Think of it this way: ordinary citizens rightly resent how massive lobbying efforts in Washington undermine democracy. The only difference between PR campaigns and Capitol Hill lobbying is that the person being lobbied is you.

Do these tactics work? Of course. Exxon did not become the largest corporation on Earth by making decisions that were not in their best interest. And they are certainly not going to part with their hard-earned money unless there is something in it for them.

Consider the recent media coverage of the climate conference in Denmark where 2,500 of the leading researchers on global warming are basically describing how the world is going to end. One would think that would be worthy of a bit of media ink.

Instead papers like the National Post chose to send their reporters to the climate deniers costume ball in New York.

So who was the winner in this latest skirmish for public opinion? As always, the answer is revealed by Google.

A quick internet search shows the real climate conference in Denmark generated 989 news stories. The deniers conference garnered about 112 stories. So truth won, right? Not quite.

The goal of a PR campaign like the one being waged by Big Oil is never to win the debate, just to keep it going. The now infamous 1969 memo by the PR firm Brown and Williamson to their tobacco client perhaps said it best:

“Doubt is our product, since it is the best means of competing with the 'body of fact' [linking smoking with disease] that exists in the mind of the general public. It is also the means of establishing a controversy.”
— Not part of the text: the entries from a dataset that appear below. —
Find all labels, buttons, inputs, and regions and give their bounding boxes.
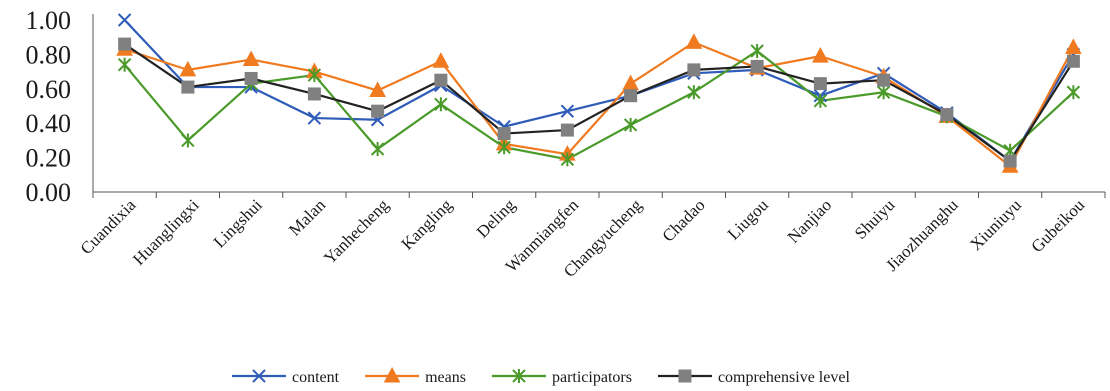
data-point-participators xyxy=(512,369,526,383)
data-point-comprehensive xyxy=(118,37,132,51)
legend-label: means xyxy=(425,369,466,386)
legend-item: comprehensive level xyxy=(657,369,851,386)
data-point-content xyxy=(560,104,575,118)
series-line xyxy=(123,19,1075,163)
data-point-means xyxy=(383,366,401,383)
data-point-comprehensive xyxy=(307,87,321,101)
y-axis-ticks: 0.00 0.20 0.40 0.60 0.80 1.00 xyxy=(26,6,72,207)
data-point-participators xyxy=(181,133,195,148)
x-category-label: Deling xyxy=(473,195,520,242)
x-category-label: Liugou xyxy=(724,195,773,244)
y-tick-label: 0.60 xyxy=(26,75,72,104)
y-tick-label: 0.20 xyxy=(26,144,72,173)
series-line xyxy=(124,43,1075,163)
data-point-comprehensive xyxy=(877,73,891,87)
data-point-means xyxy=(179,60,197,77)
data-point-comprehensive xyxy=(181,80,195,94)
data-point-participators xyxy=(370,142,385,156)
data-point-participators xyxy=(750,43,764,58)
series-markers xyxy=(116,13,1082,173)
y-tick-label: 0.00 xyxy=(26,178,72,207)
data-point-comprehensive xyxy=(371,104,385,118)
data-point-means xyxy=(685,33,703,49)
data-point-participators xyxy=(876,85,891,100)
data-point-comprehensive xyxy=(687,63,701,77)
data-point-comprehensive xyxy=(497,127,511,141)
data-point-participators xyxy=(813,93,828,108)
x-category-label: Xiuniuyu xyxy=(966,195,1025,254)
legend-label: content xyxy=(292,369,340,386)
x-category-label: Yanhecheng xyxy=(320,195,393,268)
data-point-participators xyxy=(623,117,638,132)
data-point-participators xyxy=(687,85,701,100)
x-category-label: Shuiyu xyxy=(851,195,899,243)
x-category-label: Nanjiao xyxy=(784,195,835,246)
data-point-participators xyxy=(434,97,448,112)
data-point-participators xyxy=(117,57,132,72)
data-point-means xyxy=(622,74,639,91)
data-point-participators xyxy=(307,68,322,83)
data-point-comprehensive xyxy=(624,89,638,103)
legend-label: comprehensive level xyxy=(718,369,851,386)
data-point-means xyxy=(242,50,260,67)
data-point-participators xyxy=(1066,85,1081,100)
x-category-label: Kangling xyxy=(398,195,457,254)
data-point-participators xyxy=(497,140,511,155)
legend-label: participators xyxy=(552,369,632,386)
y-tick-label: 0.80 xyxy=(26,40,72,69)
x-category-label: Gubeikou xyxy=(1027,195,1088,256)
series-line xyxy=(123,49,1075,161)
data-point-content xyxy=(252,369,266,383)
series-lines xyxy=(123,19,1075,168)
data-point-content xyxy=(117,13,132,27)
data-point-comprehensive xyxy=(940,108,954,122)
data-point-comprehensive xyxy=(813,77,827,91)
x-category-label: Cuandixia xyxy=(77,195,140,258)
data-point-comprehensive xyxy=(1066,54,1080,68)
data-point-comprehensive xyxy=(560,123,574,137)
y-tick-label: 0.40 xyxy=(26,109,72,138)
x-category-label: Malan xyxy=(285,195,329,239)
data-point-participators xyxy=(560,152,575,167)
legend-item: content xyxy=(232,369,340,386)
y-tick-label: 1.00 xyxy=(26,6,72,35)
data-point-means xyxy=(812,47,829,63)
x-category-label: Lingshui xyxy=(210,195,266,251)
legend-item: participators xyxy=(491,369,632,386)
data-point-comprehensive xyxy=(434,73,448,87)
data-point-means xyxy=(369,81,386,98)
data-point-means xyxy=(432,52,450,68)
x-category-label: Huanglingxi xyxy=(129,195,203,269)
chart-legend: content means participators comprehensive l… xyxy=(232,366,851,386)
x-category-label: Chadao xyxy=(659,195,709,245)
data-point-comprehensive xyxy=(1003,154,1017,168)
data-point-means xyxy=(1065,38,1082,55)
data-point-comprehensive xyxy=(244,71,258,85)
data-point-comprehensive xyxy=(750,59,764,73)
data-point-comprehensive xyxy=(678,369,692,383)
legend-item: means xyxy=(365,366,466,386)
data-point-content xyxy=(307,111,322,125)
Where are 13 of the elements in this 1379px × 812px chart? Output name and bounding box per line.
The enormous time and effort that went into the climate conference in Denmark, as well as all the underlying research, is useless unless it creates political action. The likelihood of that is severely undermined when newspaper editors decide to give equal or comparable coverage to industry-funded hacks saying there is really nothing to worry about.

While the world’s scientists continue to try in their own pedantic way to communicate the latest findings with ever-greater urgency, the forces of dumb are carrying the day.

What is at stake in this war for your mind is nothing less than the fate of the planet. If we are to make the radical shift in our economy that scientists warn we must (and fast), it is imperative that public opinion be onside. Without it, we fail.

Vested interests that would loose big if the world became a greener place know that very well. They are apparently succeeding in confusing the public about climate science - even as that science becomes more compelling, urgent, and terrifying by the day.

The vehicle for this heinous campaign of misinformation is of course the media itself. Mark Twain had some thoughts on that subject as well:

That awful power, the public opinion of a nation, is created in America by a horde of ignorant, self-complacent simpletons who failed at ditch digging and shoemaking and fetched up in journalism on their way to the poorhouse.”

By the way, CanWest stock is now trading at 31 cents.